Una Raymond-Hoey

Personal information
- Full name: Una Raymond-Hoey
- Born: 29 October 1996 (age 29) Dublin, Ireland
- Batting: Right handed
- Bowling: Right-arm medium
- Role: Batter

International information
- National side: Ireland (2016–present);
- ODI debut (cap 77): 9 August 2016 v South Africa
- Last ODI: 27 November 2024 v Bangladesh
- T20I debut (cap 41): 26 May 2019 v West Indies
- Last T20I: 11 August 2024 v Sri Lanka

Domestic team information
- 2015–2018: Scorchers
- 2019: Typhoons
- 2021: Scorchers
- 2022/23: Melbourne Stars
- 2022/23: Victoria

Career statistics
| Competition | WODI | WT20I |
| Matches | 8 | 8 |
| Runs scored | 113 | 24 |
| Batting average | 14.12 | 4.00 |
| 100s/50s | 0/0 | 0/0 |
| Top score | 42 | 17 |
| Balls bowled | 18 | – |
| Wickets | 0 | – |
| Bowling average | – | – |
| 5 wickets in innings | 0 | – |
| 10 wickets in match | 0 | – |
| Best bowling | – | – |
| Catches/stumpings | 3/– | 0/– |
- Source: ESPNcricinfo, 27 November 2024

= Una Raymond-Hoey =

Irish cricketer (born 1996)

Una Raymond-Hoey (born 29 October 1996) is an Irish cricketer who has played for Scorchers, Typhoons, Melbourne Stars, Victoria and Ireland.

Raymond-Hoey has played in four One Day Internationals matches, making her debut against South Africa during their August 2016 tour. An opening batter, she scored 25 on her debut at the Malahide Cricket Club Ground.

In November 2018, she was named the International Emerging Player of the Year at the annual Cricket Ireland Awards.

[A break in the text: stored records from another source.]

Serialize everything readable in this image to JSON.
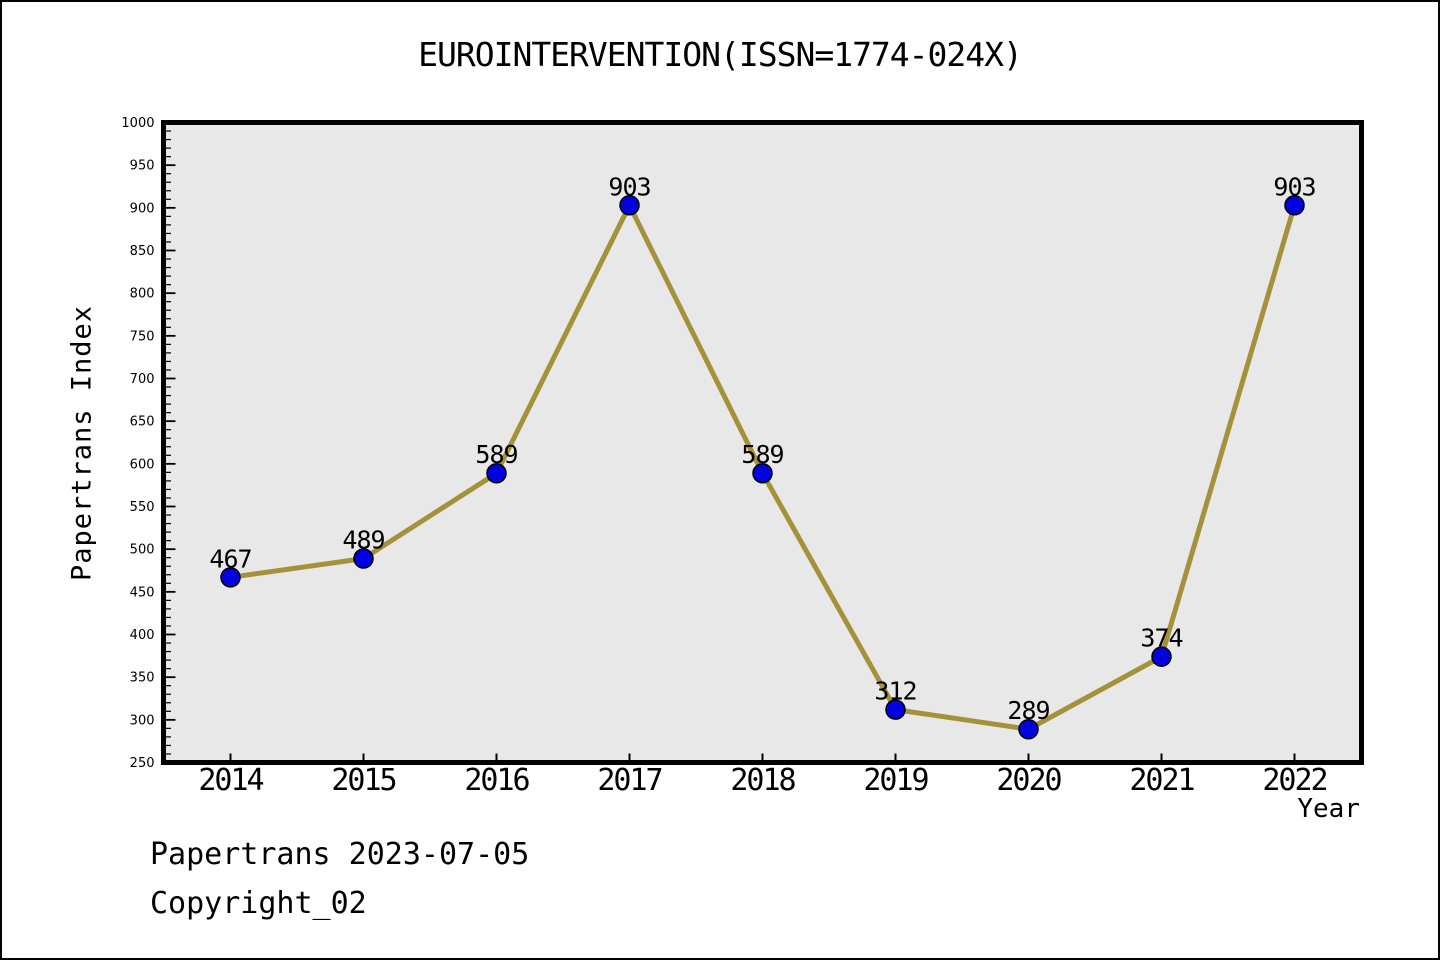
{
  "footer": {
    "line1": "Papertrans 2023-07-05",
    "line2": "Copyright_02"
  },
  "chart_data": {
    "type": "line",
    "title": "EUROINTERVENTION(ISSN=1774-024X)",
    "xlabel": "Year",
    "ylabel": "Papertrans Index",
    "x": [
      2014,
      2015,
      2016,
      2017,
      2018,
      2019,
      2020,
      2021,
      2022
    ],
    "series": [
      {
        "name": "Papertrans Index",
        "values": [
          467,
          489,
          589,
          903,
          589,
          312,
          289,
          374,
          903
        ]
      }
    ],
    "point_labels": [
      "467",
      "489",
      "589",
      "903",
      "589",
      "312",
      "289",
      "374",
      "903"
    ],
    "ylim": [
      250,
      1000
    ],
    "y_major_step": 50,
    "y_minor_step": 10,
    "grid": false,
    "legend": "none",
    "colors": {
      "line": "#a4923b",
      "marker_fill": "#0000e0",
      "marker_edge": "#000000",
      "plot_background": "#e8e8e8",
      "figure_background": "#ffffff",
      "spine": "#000000",
      "text": "#000000"
    }
  }
}
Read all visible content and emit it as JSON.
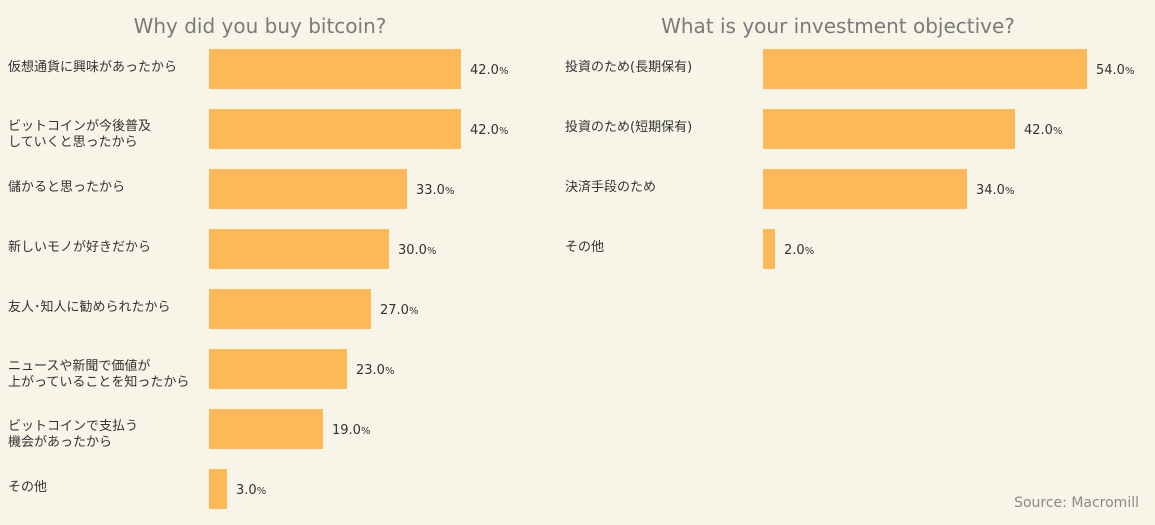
{
  "bar_color": "#fdb857",
  "background": "#f7f4e8",
  "source": "Source: Macromill",
  "chart_data": [
    {
      "type": "bar",
      "orientation": "horizontal",
      "title": "Why did you buy bitcoin?",
      "unit": "%",
      "categories": [
        "仮想通貨に興味があったから",
        "ビットコインが今後普及\nしていくと思ったから",
        "儲かると思ったから",
        "新しいモノが好きだから",
        "友人･知人に勧められたから",
        "ニュースや新聞で価値が\n上がっていることを知ったから",
        "ビットコインで支払う\n機会があったから",
        "その他"
      ],
      "values": [
        42.0,
        42.0,
        33.0,
        30.0,
        27.0,
        23.0,
        19.0,
        3.0
      ],
      "grid": false
    },
    {
      "type": "bar",
      "orientation": "horizontal",
      "title": "What is your investment objective?",
      "unit": "%",
      "categories": [
        "投資のため(長期保有)",
        "投資のため(短期保有)",
        "決済手段のため",
        "その他"
      ],
      "values": [
        54.0,
        42.0,
        34.0,
        2.0
      ],
      "grid": false
    }
  ]
}
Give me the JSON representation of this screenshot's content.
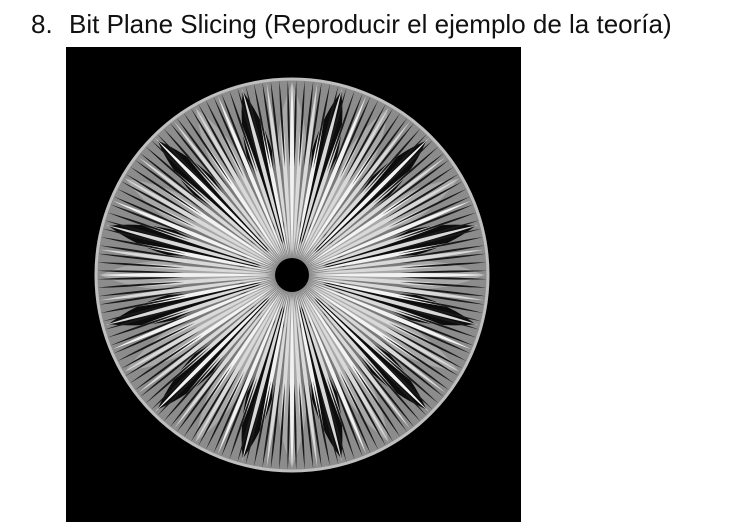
{
  "item": {
    "number": "8.",
    "title": "Bit Plane Slicing (Reproducir el ejemplo de la teoría)"
  },
  "figure": {
    "description_icon": "fractal-disc-image",
    "background_color": "#000000",
    "tones": [
      "#d9d9d9",
      "#a8a8a8",
      "#7a7a7a",
      "#f2f2f2"
    ]
  }
}
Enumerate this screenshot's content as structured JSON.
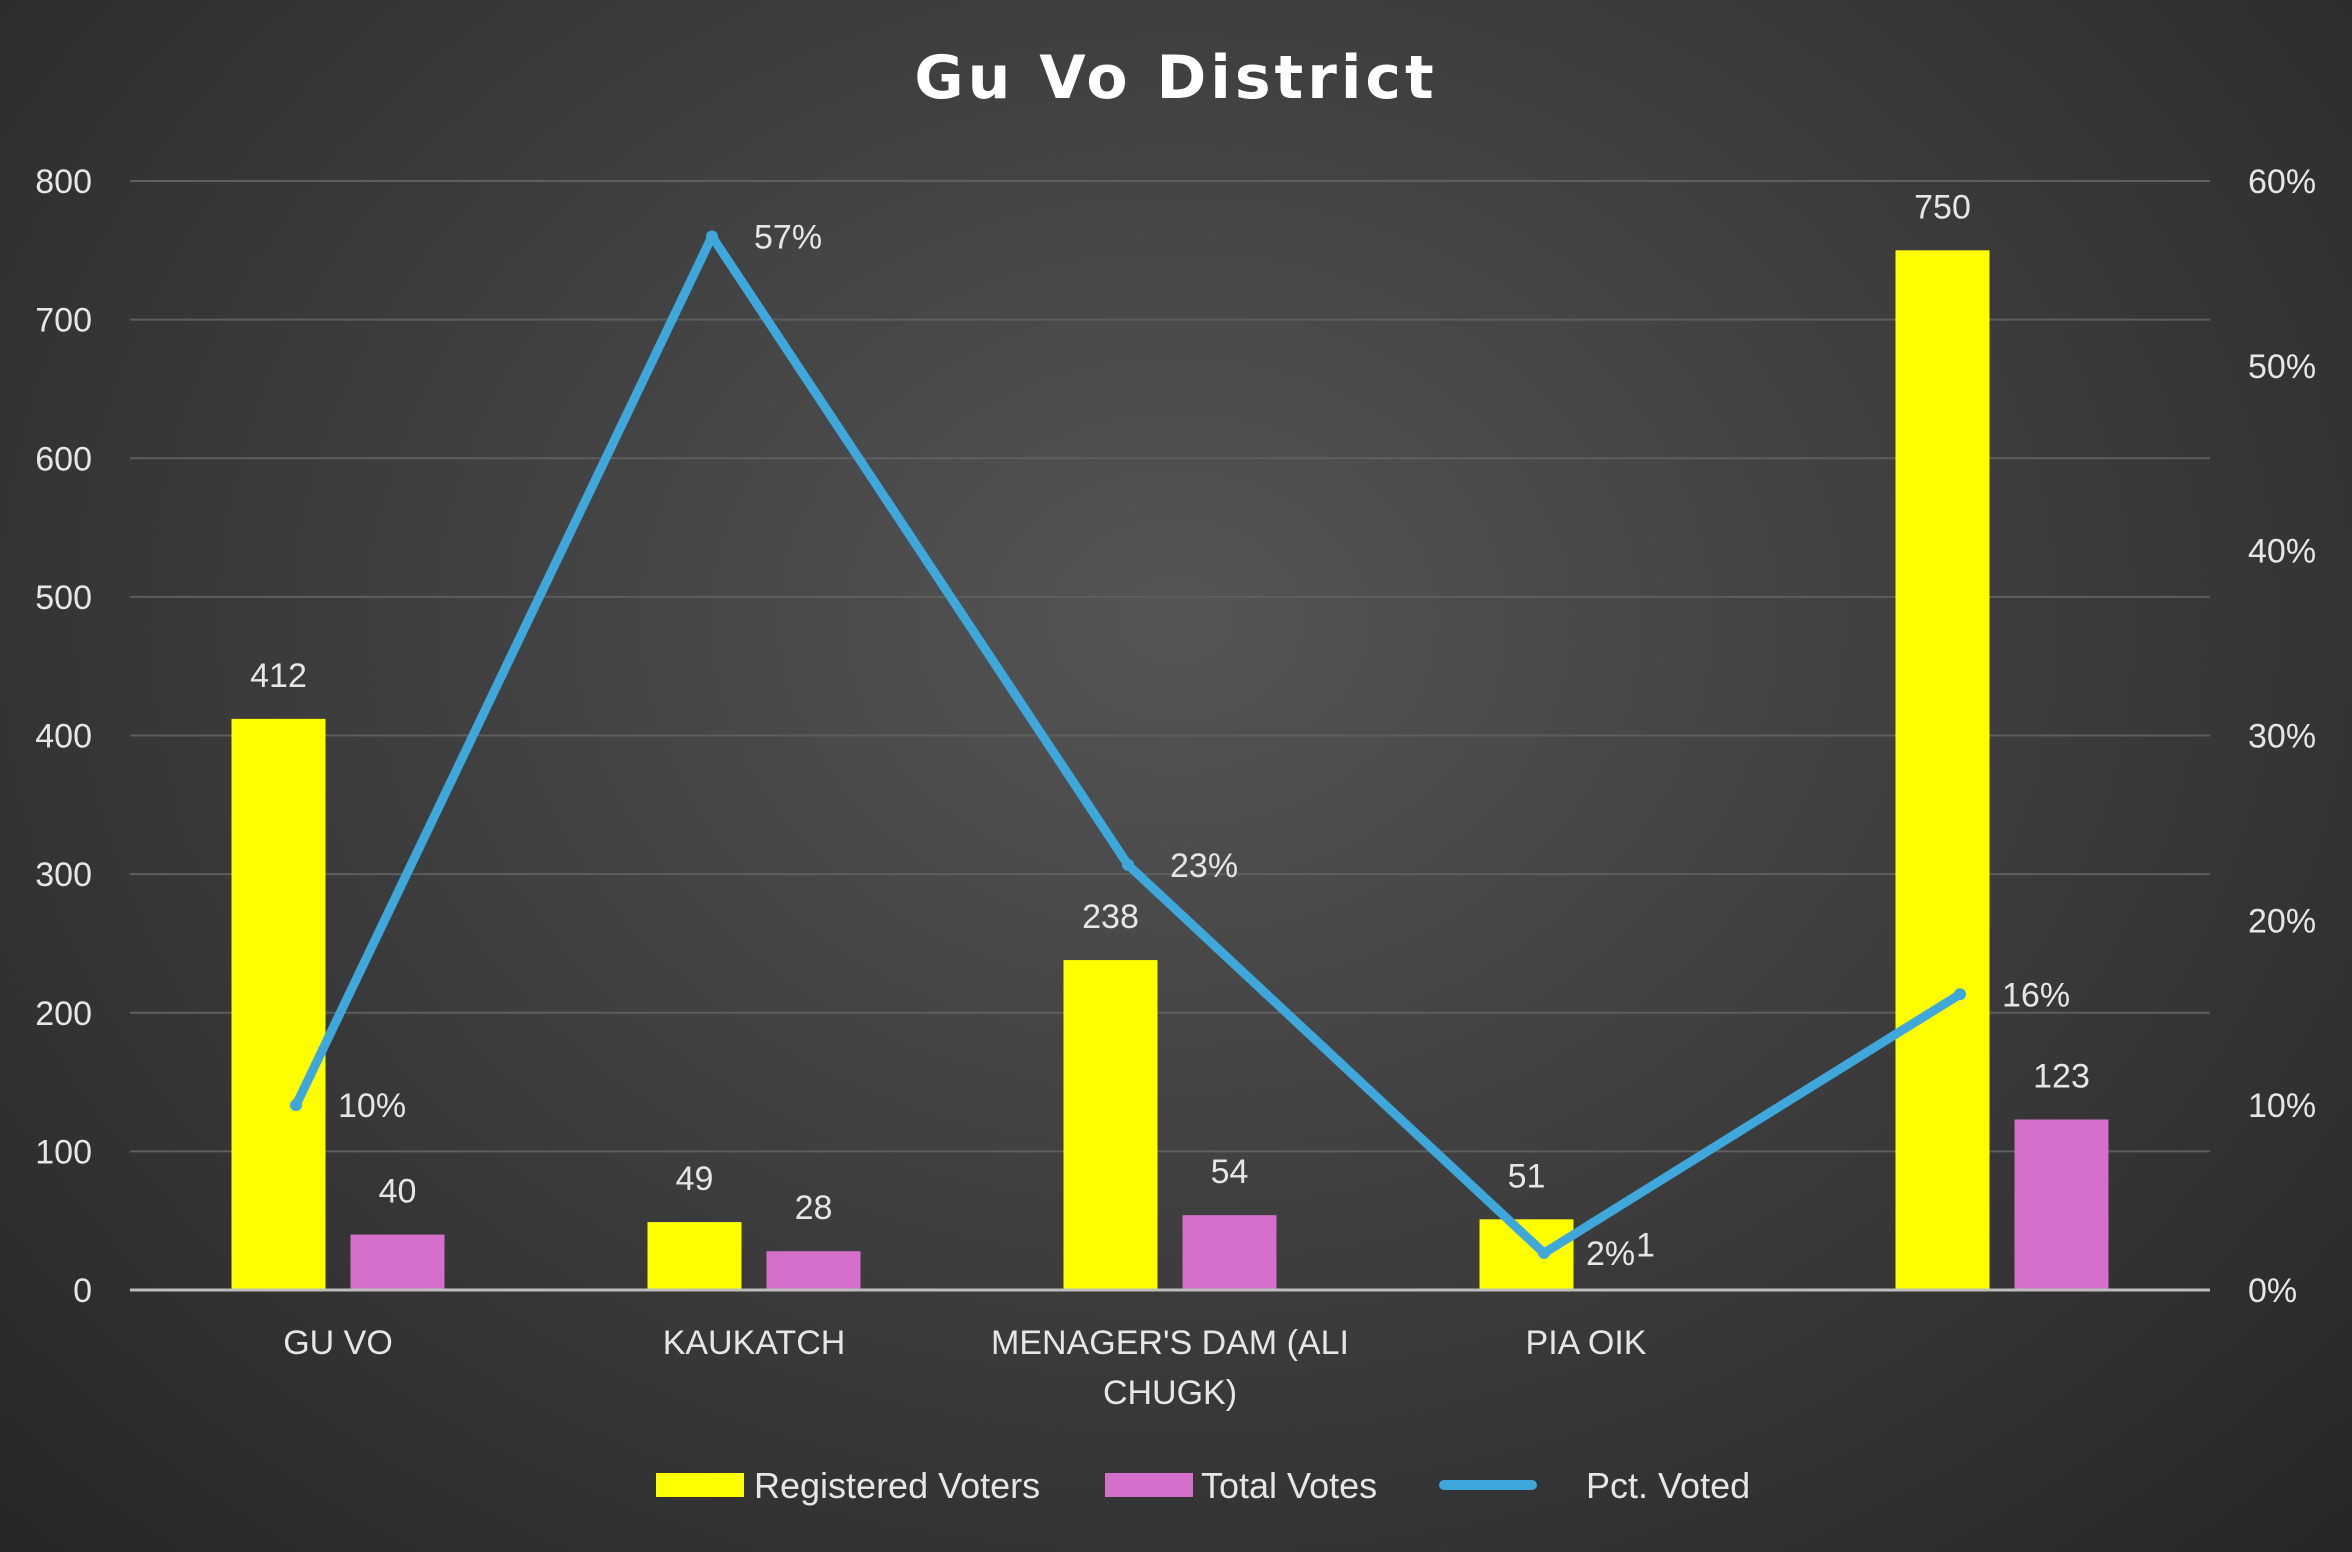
{
  "chart_data": {
    "type": "bar",
    "title": "Gu Vo District",
    "categories": [
      [
        "GU VO"
      ],
      [
        "KAUKATCH"
      ],
      [
        "MENAGER'S DAM (ALI",
        "CHUGK)"
      ],
      [
        "PIA OIK"
      ],
      [
        ""
      ]
    ],
    "series": [
      {
        "name": "Registered Voters",
        "type": "bar",
        "axis": "left",
        "color": "#ffff00",
        "values": [
          412,
          49,
          238,
          51,
          750
        ],
        "labels": [
          "412",
          "49",
          "238",
          "51",
          "750"
        ]
      },
      {
        "name": "Total Votes",
        "type": "bar",
        "axis": "left",
        "color": "#d46fcb",
        "values": [
          40,
          28,
          54,
          1,
          123
        ],
        "labels": [
          "40",
          "28",
          "54",
          "1",
          "123"
        ]
      },
      {
        "name": "Pct. Voted",
        "type": "line",
        "axis": "right",
        "color": "#3ea8dc",
        "values": [
          0.1,
          0.57,
          0.23,
          0.02,
          0.16
        ],
        "labels": [
          "10%",
          "57%",
          "23%",
          "2%",
          "16%"
        ]
      }
    ],
    "ylim": [
      0,
      800
    ],
    "yticks": [
      "0",
      "100",
      "200",
      "300",
      "400",
      "500",
      "600",
      "700",
      "800"
    ],
    "y2lim": [
      0,
      0.6
    ],
    "y2ticks": [
      "0%",
      "10%",
      "20%",
      "30%",
      "40%",
      "50%",
      "60%"
    ],
    "grid": true,
    "legend": "bottom"
  }
}
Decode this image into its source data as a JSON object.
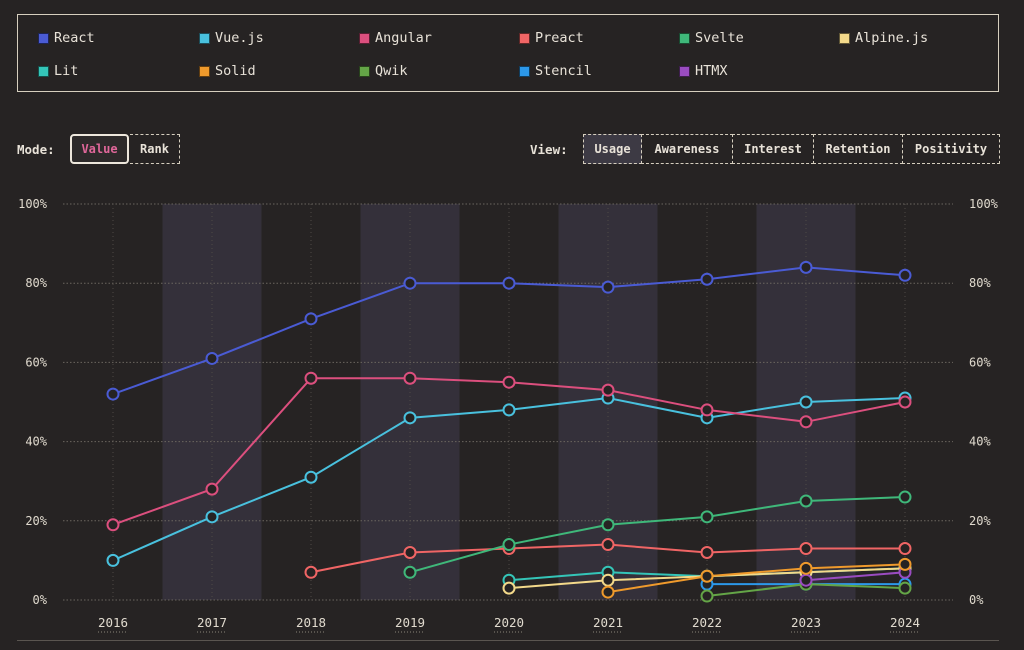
{
  "legend": [
    {
      "name": "React",
      "color": "#4a5bd4"
    },
    {
      "name": "Vue.js",
      "color": "#49c1de"
    },
    {
      "name": "Angular",
      "color": "#dc4f7e"
    },
    {
      "name": "Preact",
      "color": "#f06565"
    },
    {
      "name": "Svelte",
      "color": "#3fb87a"
    },
    {
      "name": "Alpine.js",
      "color": "#f3d98a"
    },
    {
      "name": "Lit",
      "color": "#34c5b8"
    },
    {
      "name": "Solid",
      "color": "#ef9a2c"
    },
    {
      "name": "Qwik",
      "color": "#64a547"
    },
    {
      "name": "Stencil",
      "color": "#2c98ea"
    },
    {
      "name": "HTMX",
      "color": "#9a4cc1"
    }
  ],
  "controls": {
    "mode_label": "Mode:",
    "mode_options": [
      "Value",
      "Rank"
    ],
    "mode_active": "Value",
    "view_label": "View:",
    "view_options": [
      "Usage",
      "Awareness",
      "Interest",
      "Retention",
      "Positivity"
    ],
    "view_active": "Usage"
  },
  "chart_data": {
    "type": "line",
    "x": [
      "2016",
      "2017",
      "2018",
      "2019",
      "2020",
      "2021",
      "2022",
      "2023",
      "2024"
    ],
    "ylim": [
      0,
      100
    ],
    "yticks": [
      "0%",
      "20%",
      "40%",
      "60%",
      "80%",
      "100%"
    ],
    "shaded_years": [
      "2017",
      "2019",
      "2021",
      "2023"
    ],
    "series": [
      {
        "name": "React",
        "color": "#4a5bd4",
        "values": [
          52,
          61,
          71,
          80,
          80,
          79,
          81,
          84,
          82
        ]
      },
      {
        "name": "Vue.js",
        "color": "#49c1de",
        "values": [
          10,
          21,
          31,
          46,
          48,
          51,
          46,
          50,
          51
        ]
      },
      {
        "name": "Angular",
        "color": "#dc4f7e",
        "values": [
          19,
          28,
          56,
          56,
          55,
          53,
          48,
          45,
          50
        ]
      },
      {
        "name": "Preact",
        "color": "#f06565",
        "values": [
          null,
          null,
          7,
          12,
          13,
          14,
          12,
          13,
          13
        ]
      },
      {
        "name": "Svelte",
        "color": "#3fb87a",
        "values": [
          null,
          null,
          null,
          7,
          14,
          19,
          21,
          25,
          26
        ]
      },
      {
        "name": "Lit",
        "color": "#34c5b8",
        "values": [
          null,
          null,
          null,
          null,
          5,
          7,
          6,
          7,
          8
        ]
      },
      {
        "name": "Alpine.js",
        "color": "#f3d98a",
        "values": [
          null,
          null,
          null,
          null,
          3,
          5,
          6,
          7,
          8
        ]
      },
      {
        "name": "Stencil",
        "color": "#2c98ea",
        "values": [
          null,
          null,
          null,
          null,
          null,
          null,
          4,
          4,
          4
        ]
      },
      {
        "name": "Qwik",
        "color": "#64a547",
        "values": [
          null,
          null,
          null,
          null,
          null,
          null,
          1,
          4,
          3
        ]
      },
      {
        "name": "HTMX",
        "color": "#9a4cc1",
        "values": [
          null,
          null,
          null,
          null,
          null,
          null,
          null,
          5,
          7
        ]
      },
      {
        "name": "Solid",
        "color": "#ef9a2c",
        "values": [
          null,
          null,
          null,
          null,
          null,
          2,
          6,
          8,
          9
        ]
      }
    ]
  }
}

In May 2019, she was named in Ireland's Women's Twenty20 International (WT20I) squad for their series against the West Indies. She made her WT20I debut for Ireland against the West Indies on 26 May 2019.

In August 2019, she was named in Ireland's squad for the 2019 ICC Women's World Twenty20 Qualifier tournament in Scotland. In July 2020, she was awarded a non-retainer contract by Cricket Ireland for the following year.

In October 2022, Raymond-Hoey was signed by Melbourne Stars for the 2022–23 Women's Big Bash League season as a replacement for Meg Lanning. She qualified as a local player, having emigrated to Australia to work and play cricket. Later in the same season, she joined Victoria.

She was named in the Ireland squad for their T20I and ODI tour to Bangladesh in November 2024.